Alessandro Zanardi’s guest appearance at the next DTM race in Misano, Italy, will be his first time racing without prosthetic legs. The BMW M4 DTM has been modified to allow him to accelerate and brake using just his hands. The regulations specify precisely how quickly a driver must get out of the car after an accident, so Zanardi had to prepare for that.
“When an accident occurs, all DTM drivers must be able to get out of their car on their own. This cannot take longer than seven seconds on the driver’s side and nine seconds on the passenger side,” explained Christian Schmidt, Technical Delegate for the DTM. “This is to ensure that no-one has to wait for outside assistance if a fire breaks out on board, for example. An official fitness test will take place at the weekend and Alex will have to pass this. After that, there will be nothing to prevent him competing.”
Zanardi has already trained extensively for this test – and he has stayed well within the specified time limit. Sporting a helmet and HANS system, he needs around four and a half seconds to get out of the BMW M4 DTM. “I am not worrying about this test,” confirmed Zanardi.
“I have always been convinced that I will pass it easily. There are plenty of handholds in a DTM cockpit that I can use to pull myself out. I wouldn’t say that I am faster at getting out than the other DTM drivers but I am certainly no slower.”

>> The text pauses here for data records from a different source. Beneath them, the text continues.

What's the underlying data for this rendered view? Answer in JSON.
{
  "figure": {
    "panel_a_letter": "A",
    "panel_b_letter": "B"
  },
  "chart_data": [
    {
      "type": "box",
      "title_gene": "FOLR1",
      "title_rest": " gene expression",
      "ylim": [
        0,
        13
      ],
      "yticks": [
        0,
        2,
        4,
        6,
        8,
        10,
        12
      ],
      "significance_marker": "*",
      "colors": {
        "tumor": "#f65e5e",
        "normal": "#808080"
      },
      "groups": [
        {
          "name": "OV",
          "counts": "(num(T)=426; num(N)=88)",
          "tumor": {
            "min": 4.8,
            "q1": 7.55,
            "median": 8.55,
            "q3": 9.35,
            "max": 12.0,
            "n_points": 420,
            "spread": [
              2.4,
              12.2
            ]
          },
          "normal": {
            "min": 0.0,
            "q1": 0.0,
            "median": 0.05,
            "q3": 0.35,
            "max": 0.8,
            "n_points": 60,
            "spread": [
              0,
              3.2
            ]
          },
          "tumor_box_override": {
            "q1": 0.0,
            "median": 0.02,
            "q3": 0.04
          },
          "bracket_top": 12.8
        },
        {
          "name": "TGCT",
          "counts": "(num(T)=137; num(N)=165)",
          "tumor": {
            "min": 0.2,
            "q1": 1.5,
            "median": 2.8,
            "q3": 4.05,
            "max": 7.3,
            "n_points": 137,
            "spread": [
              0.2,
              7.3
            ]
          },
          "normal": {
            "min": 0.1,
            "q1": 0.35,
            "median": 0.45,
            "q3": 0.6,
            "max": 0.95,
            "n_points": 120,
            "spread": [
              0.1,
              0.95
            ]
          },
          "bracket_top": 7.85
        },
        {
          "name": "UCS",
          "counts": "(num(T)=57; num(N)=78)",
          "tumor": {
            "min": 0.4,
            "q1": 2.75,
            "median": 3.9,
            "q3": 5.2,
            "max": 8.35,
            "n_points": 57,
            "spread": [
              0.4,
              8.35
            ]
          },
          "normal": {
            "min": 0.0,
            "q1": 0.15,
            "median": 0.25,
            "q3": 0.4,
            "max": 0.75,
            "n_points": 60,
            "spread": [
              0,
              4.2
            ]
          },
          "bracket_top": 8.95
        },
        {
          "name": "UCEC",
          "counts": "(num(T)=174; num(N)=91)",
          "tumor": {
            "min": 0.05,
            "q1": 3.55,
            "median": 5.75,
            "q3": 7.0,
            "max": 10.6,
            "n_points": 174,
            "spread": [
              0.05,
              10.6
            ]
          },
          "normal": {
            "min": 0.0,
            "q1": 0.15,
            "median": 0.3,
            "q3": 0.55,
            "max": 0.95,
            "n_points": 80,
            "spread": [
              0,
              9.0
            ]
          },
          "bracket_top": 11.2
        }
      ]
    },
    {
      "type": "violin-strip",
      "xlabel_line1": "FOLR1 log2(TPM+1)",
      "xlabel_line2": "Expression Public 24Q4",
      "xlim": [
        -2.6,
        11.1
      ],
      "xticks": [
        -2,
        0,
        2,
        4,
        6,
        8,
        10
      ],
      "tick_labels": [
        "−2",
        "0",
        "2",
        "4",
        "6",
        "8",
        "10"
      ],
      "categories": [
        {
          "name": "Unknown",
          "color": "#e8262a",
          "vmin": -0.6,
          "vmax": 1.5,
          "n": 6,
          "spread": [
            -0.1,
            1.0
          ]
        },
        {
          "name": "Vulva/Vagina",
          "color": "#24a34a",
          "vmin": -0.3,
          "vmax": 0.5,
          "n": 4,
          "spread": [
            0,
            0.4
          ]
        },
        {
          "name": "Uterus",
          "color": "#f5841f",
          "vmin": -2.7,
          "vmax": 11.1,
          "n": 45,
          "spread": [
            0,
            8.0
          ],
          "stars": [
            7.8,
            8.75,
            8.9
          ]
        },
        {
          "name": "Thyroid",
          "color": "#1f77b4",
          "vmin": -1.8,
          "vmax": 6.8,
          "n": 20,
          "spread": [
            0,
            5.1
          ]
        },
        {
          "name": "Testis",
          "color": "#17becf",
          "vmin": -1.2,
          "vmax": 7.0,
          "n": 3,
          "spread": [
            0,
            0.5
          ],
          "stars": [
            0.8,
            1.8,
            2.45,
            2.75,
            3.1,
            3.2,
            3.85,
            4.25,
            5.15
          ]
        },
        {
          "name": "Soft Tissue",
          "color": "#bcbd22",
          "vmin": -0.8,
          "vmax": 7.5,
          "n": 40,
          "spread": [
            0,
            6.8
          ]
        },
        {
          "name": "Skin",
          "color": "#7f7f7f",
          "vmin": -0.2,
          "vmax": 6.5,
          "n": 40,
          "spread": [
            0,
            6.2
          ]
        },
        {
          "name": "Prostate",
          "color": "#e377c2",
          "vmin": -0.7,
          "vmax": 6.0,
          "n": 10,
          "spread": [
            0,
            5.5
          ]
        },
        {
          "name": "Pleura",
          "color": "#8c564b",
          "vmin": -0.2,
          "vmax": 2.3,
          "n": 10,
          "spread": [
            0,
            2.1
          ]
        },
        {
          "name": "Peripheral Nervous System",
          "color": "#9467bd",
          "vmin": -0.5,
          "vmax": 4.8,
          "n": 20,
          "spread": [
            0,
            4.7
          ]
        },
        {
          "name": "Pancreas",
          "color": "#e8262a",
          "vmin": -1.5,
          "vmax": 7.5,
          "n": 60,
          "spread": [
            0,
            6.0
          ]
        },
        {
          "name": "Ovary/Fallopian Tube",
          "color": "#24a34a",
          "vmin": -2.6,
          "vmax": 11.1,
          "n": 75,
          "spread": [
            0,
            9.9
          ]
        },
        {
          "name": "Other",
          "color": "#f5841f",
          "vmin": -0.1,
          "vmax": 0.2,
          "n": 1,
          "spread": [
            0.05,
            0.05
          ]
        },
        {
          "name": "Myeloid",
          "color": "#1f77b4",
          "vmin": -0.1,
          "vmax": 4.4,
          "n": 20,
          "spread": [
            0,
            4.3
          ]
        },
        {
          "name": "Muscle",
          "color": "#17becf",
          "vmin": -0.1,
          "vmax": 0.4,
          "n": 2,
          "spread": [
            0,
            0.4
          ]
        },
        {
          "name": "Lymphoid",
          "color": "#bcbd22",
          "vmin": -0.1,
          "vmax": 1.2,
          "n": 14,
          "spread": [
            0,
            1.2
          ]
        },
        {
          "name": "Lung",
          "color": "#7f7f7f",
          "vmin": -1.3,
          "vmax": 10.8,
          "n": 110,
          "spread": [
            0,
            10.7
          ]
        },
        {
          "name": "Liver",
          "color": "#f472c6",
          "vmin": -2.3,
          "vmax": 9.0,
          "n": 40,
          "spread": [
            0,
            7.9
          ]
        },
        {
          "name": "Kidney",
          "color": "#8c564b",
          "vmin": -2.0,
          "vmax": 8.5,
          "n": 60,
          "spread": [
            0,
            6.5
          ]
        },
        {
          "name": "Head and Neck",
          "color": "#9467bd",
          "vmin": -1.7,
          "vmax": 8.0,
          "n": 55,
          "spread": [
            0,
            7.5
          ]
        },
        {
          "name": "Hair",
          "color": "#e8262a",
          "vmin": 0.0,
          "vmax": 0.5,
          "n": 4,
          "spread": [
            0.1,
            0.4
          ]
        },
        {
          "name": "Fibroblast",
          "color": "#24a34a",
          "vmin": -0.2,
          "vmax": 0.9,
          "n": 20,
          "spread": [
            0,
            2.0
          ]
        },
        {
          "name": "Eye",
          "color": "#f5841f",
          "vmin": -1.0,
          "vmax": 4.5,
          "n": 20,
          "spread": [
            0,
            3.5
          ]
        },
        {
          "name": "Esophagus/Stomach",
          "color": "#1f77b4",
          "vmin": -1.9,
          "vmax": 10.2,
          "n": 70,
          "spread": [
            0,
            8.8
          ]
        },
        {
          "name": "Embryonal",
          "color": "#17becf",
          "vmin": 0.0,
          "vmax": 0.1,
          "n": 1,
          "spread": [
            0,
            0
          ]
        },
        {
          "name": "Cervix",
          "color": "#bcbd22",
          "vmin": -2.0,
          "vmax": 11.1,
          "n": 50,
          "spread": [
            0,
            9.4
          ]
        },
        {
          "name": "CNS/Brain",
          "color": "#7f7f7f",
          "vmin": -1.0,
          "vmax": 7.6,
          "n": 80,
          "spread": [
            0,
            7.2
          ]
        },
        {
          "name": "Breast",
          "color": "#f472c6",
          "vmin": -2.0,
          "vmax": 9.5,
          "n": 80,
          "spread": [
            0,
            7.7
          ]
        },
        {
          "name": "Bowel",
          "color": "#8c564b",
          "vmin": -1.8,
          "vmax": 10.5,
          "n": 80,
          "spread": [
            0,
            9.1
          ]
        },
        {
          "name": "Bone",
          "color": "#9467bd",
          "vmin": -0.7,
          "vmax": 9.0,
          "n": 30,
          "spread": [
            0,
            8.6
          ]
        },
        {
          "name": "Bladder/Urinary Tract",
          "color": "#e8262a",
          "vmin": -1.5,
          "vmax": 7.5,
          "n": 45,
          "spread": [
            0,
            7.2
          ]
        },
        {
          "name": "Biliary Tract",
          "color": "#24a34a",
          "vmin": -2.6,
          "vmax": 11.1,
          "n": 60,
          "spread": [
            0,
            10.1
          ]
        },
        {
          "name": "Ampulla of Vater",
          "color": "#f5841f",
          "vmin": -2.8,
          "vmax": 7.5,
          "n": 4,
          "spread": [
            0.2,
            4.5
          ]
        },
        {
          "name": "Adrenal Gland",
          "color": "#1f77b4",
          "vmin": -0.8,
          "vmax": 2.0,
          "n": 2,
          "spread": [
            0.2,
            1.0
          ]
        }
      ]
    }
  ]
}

He views the fact that he will not be wearing prosthetic legs as an advantage. “I can move much faster without my prosthetic legs. There would be a greater risk of getting stuck somewhere with the prostheses.” Zanardi is also more agile without prosthetic legs outside the car, when leaving the vehicle quickly in the gravel trap, for example. In this case, Zanardi simply runs on his hands, which is easier than with his prostheses.
“We have come to know Alex Zanardi as an unbelievably enthusiastic racing driver with a real eye for detail and we are sure that he meets all the conditions to drive a DTM car right at the limit – with the technical adjustments required due to his handicap,” emphasised Schmidt.